FCC votes Thursday on Time Warner takeover of Adelphia, with no Internet neutrality rules
The Federal Communications Commission said late last week it plans to vote at its July 13 public meeting to approve the $16.9 billion acquisition of Adelphia Communications by Time Warner Inc. and Comcast Corp., ending a review that has lingered at the agency for nearly 400 days.
Approval is expected to come with several conditions related to sports programming, but the FCC is not planning to impose Internet network-neutrality mandates on either Comcast or Time Warner, according to an FCC official…
… the Adelphia merger would be approved without a commitment from Time Warner and Comcast to abide by the FCC’s August 2005 four broadband principles, also called Internet network-neutrality principles, an FCC official said.

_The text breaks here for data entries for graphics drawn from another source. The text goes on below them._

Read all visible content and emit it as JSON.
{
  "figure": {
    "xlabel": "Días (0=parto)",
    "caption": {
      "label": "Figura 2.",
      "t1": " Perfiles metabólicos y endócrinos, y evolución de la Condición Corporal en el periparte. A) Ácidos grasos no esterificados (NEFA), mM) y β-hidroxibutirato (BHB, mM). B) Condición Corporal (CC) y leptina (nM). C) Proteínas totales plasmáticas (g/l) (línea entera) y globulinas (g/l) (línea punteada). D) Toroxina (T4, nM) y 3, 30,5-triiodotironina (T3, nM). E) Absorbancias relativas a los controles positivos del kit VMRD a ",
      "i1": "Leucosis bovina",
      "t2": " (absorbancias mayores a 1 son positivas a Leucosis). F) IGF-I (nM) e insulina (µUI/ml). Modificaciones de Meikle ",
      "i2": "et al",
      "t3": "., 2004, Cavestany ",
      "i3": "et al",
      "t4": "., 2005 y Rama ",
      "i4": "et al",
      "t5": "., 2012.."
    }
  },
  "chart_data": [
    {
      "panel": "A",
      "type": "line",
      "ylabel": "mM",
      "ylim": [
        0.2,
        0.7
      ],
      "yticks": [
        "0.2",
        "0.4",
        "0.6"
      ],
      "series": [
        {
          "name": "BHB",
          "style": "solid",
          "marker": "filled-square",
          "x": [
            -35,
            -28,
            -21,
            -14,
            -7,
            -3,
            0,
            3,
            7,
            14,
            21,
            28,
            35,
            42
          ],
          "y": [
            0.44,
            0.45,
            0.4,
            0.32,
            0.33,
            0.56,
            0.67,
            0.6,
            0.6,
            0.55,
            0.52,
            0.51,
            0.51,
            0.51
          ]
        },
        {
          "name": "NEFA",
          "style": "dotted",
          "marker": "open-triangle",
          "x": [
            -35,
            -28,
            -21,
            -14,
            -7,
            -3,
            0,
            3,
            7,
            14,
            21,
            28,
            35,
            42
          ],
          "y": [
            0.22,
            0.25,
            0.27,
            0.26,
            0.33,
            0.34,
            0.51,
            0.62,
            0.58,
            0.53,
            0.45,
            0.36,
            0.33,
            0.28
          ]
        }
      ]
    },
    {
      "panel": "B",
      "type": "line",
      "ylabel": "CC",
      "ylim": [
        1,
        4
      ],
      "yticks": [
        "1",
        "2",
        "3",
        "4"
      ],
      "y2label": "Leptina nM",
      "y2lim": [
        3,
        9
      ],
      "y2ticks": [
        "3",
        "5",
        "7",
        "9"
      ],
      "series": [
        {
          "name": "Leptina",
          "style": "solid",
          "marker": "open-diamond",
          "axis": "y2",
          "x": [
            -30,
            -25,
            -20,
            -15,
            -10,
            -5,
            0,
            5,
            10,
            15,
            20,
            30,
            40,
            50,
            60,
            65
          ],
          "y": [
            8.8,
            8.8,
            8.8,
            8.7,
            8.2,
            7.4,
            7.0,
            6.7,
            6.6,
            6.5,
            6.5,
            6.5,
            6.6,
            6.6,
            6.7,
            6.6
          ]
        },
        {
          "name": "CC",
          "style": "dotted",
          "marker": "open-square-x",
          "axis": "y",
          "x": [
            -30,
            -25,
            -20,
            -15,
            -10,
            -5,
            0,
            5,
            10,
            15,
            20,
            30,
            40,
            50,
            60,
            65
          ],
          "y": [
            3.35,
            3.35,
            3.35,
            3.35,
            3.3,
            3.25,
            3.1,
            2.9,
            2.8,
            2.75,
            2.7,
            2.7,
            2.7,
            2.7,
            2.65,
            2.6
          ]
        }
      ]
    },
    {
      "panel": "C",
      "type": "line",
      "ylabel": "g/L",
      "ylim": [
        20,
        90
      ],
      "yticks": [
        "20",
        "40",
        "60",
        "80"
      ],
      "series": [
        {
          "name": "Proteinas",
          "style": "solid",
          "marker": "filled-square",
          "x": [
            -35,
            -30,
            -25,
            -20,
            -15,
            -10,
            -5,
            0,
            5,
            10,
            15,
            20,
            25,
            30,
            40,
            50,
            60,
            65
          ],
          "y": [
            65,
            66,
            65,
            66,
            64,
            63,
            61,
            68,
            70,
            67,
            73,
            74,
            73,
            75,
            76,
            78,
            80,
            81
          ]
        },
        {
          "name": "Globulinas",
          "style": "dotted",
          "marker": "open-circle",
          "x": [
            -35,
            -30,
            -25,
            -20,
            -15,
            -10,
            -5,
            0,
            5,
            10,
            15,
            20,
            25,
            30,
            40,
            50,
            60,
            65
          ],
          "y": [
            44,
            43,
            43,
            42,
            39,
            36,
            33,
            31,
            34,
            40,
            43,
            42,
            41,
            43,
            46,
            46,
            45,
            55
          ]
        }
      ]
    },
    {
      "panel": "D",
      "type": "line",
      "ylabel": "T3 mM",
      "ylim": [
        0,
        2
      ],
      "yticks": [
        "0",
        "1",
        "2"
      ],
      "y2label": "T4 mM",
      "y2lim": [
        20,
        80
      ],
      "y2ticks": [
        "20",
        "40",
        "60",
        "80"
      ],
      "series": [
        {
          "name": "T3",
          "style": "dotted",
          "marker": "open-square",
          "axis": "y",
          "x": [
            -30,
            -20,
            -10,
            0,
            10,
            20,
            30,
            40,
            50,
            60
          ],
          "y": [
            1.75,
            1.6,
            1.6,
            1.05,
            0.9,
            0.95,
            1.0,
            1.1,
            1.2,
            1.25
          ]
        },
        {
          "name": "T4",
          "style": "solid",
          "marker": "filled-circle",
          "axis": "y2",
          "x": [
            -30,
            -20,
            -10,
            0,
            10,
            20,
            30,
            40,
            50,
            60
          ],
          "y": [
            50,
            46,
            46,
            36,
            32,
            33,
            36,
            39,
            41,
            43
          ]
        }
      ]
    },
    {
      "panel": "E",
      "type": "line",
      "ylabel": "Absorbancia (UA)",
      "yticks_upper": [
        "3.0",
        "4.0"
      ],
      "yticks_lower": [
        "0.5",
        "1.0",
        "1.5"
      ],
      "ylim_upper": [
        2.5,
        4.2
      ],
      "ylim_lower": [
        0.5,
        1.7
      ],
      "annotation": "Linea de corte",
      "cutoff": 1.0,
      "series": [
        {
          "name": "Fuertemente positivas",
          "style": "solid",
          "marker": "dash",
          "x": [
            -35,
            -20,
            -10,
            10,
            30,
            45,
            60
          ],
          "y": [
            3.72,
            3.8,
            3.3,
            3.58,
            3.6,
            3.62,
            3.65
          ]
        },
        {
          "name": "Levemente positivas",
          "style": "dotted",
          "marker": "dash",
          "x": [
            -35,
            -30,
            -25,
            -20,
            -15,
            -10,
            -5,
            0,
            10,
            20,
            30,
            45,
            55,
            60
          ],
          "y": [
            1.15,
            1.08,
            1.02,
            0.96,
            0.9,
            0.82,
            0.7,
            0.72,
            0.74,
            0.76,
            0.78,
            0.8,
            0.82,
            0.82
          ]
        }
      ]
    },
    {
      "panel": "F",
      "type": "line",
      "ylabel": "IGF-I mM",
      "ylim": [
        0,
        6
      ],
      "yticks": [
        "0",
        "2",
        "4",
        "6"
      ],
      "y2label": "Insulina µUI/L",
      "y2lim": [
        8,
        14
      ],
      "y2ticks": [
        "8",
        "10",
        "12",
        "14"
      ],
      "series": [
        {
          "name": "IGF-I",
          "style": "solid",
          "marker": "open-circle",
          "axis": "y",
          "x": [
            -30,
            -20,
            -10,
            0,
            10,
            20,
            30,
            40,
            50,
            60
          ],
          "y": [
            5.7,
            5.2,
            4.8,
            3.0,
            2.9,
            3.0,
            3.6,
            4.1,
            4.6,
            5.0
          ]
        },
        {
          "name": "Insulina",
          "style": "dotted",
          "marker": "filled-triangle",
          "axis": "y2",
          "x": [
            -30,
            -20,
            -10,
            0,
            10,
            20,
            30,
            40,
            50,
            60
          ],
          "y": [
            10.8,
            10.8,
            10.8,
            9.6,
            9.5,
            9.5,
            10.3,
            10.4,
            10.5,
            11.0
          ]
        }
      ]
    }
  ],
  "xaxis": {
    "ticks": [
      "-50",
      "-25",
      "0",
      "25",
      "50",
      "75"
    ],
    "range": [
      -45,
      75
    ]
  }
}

Here are the FCC’s “four broadband principles” that Cleveland’s new cable monopoly apparently won’t have to follow (courtesy of Joho the Blog):
1. Consumers are [not] entitled to access the lawful Internet content of their choice;
2. Consumers are [not] entitled to run applications and services of their choice, subject to the needs of law enforcement;
3. Consumers are [not] entitled to connect their choice of legal devices that do not harm the network;
4. Consumers are [not] entitled to competition among network providers, application and service providers, and content providers.
July 11th, 2006 at 12:52 pm
When last the FCC had external communications with folks before sunshine kicked in last week, this issue was still in play. We will have to see what happens on Thursday.